How can I increase the SpacyTokenizer max_length?

cristian.c · March 14, 2021, 8:50am

Hi Jay,

I’m following lesson 10 steps with a big corpus too and ran into the same problem as yours. What I did to solve it was to copy/paste fastai’s SpacyTokenizer into my notebook, tune it to use nlp.max_length = 25_000_000, wrap it in a Tokenizer and then manually create a TextBlock passing the Tokenizer object.

Here’s my code:

from fastai.text.all import *
import spacy
from spacy.symbols import ORTH

# copied from https://github.com/fastai/fastai/blob/ab0c2fe0d54895ddca27b91eb128b8599ba140d3/fastai/text/core.py#L113
class SpacyTokenizer25Mil():
    "Spacy tokenizer for `lang`"
    def __init__(self, lang='en', special_toks=None, buf_sz=5000):
        self.special_toks = ifnone(special_toks, defaults.text_spec_tok)
        nlp = spacy.blank(lang, disable=["parser", "tagger", "ner"])
        nlp.max_length = 25_000_000
        for w in self.special_toks: nlp.tokenizer.add_special_case(w, [{ORTH: w}])
        self.pipe,self.buf_sz = nlp.pipe,buf_sz

    def __call__(self, items):
        return (L(doc).attrgot('text') for doc in self.pipe(map(str,items), batch_size=self.buf_sz))

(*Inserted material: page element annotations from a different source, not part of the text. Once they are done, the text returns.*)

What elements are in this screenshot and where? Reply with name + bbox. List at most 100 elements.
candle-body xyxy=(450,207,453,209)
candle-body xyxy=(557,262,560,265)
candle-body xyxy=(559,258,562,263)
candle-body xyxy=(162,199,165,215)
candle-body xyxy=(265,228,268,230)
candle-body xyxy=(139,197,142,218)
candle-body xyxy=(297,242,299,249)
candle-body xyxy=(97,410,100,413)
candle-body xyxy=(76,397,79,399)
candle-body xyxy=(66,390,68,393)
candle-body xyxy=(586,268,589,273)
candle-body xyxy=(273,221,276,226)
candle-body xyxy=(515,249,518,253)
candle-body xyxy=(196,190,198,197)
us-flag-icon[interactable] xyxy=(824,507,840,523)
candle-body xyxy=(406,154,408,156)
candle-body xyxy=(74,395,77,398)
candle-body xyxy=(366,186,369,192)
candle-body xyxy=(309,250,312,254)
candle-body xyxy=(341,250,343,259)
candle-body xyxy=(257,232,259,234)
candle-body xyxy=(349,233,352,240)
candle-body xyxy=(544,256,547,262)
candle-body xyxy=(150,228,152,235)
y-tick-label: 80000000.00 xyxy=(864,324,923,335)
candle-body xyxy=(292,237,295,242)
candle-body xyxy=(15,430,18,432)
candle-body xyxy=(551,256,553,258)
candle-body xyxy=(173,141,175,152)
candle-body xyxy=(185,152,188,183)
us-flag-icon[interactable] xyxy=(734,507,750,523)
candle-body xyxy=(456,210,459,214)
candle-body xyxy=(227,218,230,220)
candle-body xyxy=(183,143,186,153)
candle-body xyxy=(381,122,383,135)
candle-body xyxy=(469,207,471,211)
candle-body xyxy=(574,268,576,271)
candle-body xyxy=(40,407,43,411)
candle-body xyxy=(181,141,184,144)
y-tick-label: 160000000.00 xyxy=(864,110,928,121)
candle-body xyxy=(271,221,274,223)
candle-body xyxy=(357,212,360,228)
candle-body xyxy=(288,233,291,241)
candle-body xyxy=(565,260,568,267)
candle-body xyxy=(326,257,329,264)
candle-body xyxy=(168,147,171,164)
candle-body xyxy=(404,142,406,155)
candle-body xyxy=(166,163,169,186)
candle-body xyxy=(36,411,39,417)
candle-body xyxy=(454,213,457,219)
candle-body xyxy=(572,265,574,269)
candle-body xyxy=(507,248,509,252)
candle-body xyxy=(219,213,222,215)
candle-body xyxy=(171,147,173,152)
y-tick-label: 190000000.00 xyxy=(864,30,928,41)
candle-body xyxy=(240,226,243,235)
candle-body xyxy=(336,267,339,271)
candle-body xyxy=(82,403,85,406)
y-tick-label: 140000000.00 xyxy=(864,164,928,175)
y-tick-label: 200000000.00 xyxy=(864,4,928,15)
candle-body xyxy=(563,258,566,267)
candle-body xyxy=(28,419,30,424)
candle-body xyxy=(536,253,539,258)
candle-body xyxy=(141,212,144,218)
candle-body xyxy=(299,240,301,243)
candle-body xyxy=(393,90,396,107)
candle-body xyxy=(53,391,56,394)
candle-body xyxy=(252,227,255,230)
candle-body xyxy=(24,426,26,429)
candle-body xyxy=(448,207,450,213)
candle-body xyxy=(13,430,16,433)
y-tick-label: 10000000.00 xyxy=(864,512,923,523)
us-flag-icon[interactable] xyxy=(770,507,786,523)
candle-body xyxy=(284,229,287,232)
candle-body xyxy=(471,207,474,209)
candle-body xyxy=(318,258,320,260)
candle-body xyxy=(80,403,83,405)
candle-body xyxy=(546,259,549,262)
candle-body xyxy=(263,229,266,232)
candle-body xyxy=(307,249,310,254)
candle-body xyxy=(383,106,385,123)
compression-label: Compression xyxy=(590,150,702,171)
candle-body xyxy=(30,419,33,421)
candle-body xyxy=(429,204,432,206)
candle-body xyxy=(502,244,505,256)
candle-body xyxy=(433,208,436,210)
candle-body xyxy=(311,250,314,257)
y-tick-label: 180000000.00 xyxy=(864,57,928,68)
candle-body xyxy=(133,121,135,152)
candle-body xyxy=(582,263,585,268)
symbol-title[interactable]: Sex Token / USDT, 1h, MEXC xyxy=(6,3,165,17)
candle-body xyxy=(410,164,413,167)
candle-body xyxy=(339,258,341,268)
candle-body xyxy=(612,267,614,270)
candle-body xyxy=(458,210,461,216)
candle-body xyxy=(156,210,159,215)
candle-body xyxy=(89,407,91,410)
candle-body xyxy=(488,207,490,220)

tkn = Tokenizer(SpacyTokenizer25Mil())

get_files_func = partial(get_files, extensions=['.log'])

dls_lm = DataBlock(
    blocks=TextBlock(tok_tfm=tkn, is_lm=True, min_freq=3, max_vocab=60000),
    get_items=get_files_func, splitter=RandomSplitter(0.1)
).dataloaders(path, path=path, bs=128, seq_len=80)

Hope it helps